Ten years after acquiring and merging with Case IH to form CNH, New Holland is actively seeking to regain its footing in the North American market.
The company maintains strong market share worldwide in combines, specialty tractors and other specialized equipment, like grape and olive harvesters. However, the merger in 1999 seems to have shaken New Holland North America the most.
Abe Hughes, vice president of New Holland North America, refers to the formation of CNH as "the big bang that destabilized our brand.
"The momentum of CNH did not land on New Holland, and some of our focus and energy was lost," Hughes explained. "We had 10 difficult years after that in what is a classic case study of a business losing its footing."
That started to change in the fall of 2009, when the top management of Fiat Industrial decided to bring New Holland back in North America. (CNH is a publicly held division of Fiat Industrial, which is the world’s third largest capital goods manufacturer.
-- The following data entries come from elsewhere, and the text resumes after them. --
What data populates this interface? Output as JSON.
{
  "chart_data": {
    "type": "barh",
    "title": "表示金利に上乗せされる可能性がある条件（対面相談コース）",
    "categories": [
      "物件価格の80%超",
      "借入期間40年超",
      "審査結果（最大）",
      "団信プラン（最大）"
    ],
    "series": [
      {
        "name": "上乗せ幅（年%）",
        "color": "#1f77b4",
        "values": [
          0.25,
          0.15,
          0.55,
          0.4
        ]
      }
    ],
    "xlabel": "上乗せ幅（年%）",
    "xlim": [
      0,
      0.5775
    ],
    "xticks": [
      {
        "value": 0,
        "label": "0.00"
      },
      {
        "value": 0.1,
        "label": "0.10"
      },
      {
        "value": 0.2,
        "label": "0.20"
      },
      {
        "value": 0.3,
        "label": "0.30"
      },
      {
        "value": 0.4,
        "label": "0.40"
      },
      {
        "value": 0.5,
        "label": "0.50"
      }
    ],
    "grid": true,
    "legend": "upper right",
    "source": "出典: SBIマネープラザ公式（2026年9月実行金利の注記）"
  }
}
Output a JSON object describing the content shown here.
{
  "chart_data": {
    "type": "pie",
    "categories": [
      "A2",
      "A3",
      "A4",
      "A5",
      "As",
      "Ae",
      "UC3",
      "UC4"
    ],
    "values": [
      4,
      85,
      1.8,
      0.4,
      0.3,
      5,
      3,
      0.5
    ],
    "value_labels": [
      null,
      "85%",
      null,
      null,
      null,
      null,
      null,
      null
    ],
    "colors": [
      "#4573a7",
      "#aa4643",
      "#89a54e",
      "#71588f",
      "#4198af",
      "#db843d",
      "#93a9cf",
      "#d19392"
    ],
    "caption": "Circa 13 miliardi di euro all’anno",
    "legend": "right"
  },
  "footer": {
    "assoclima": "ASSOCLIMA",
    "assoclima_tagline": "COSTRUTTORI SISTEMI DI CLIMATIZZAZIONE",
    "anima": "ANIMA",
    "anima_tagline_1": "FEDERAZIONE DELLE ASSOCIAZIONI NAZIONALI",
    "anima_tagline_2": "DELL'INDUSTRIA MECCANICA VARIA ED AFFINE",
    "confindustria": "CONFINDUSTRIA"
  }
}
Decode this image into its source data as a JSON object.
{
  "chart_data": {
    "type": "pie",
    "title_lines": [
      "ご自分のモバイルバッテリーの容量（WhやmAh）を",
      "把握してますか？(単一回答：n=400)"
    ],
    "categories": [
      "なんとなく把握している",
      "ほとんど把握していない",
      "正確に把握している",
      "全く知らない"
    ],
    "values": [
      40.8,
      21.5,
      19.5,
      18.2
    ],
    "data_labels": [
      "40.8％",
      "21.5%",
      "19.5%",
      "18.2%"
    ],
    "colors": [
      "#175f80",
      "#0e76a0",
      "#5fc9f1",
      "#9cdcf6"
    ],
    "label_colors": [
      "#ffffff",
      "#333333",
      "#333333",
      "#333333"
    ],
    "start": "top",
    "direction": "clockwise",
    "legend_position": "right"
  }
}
Fiat Industrial includes CNH, Iveco and Fiat Powertrain Technologies.)
"Senior management recognized that New Holland is strong in other regions of the world and that we needed to change things here," Hughes said.
Known for the successful turnaround of both Fiat and Chrysler, top management focused its attention on the blue brand. Watch the "60 Minutes" interview with the leader of Fiat Industrial, Sergio Marchionne.
Hughes was brought in from business development to spearhead a team and the project. For nine months, during each monthly CNH senior management meeting, more than four hours were dedicated exclusively to the plan for New Holland.
"It was a very intense study of how to restructure New Holland North America and bring it back," Hughes said.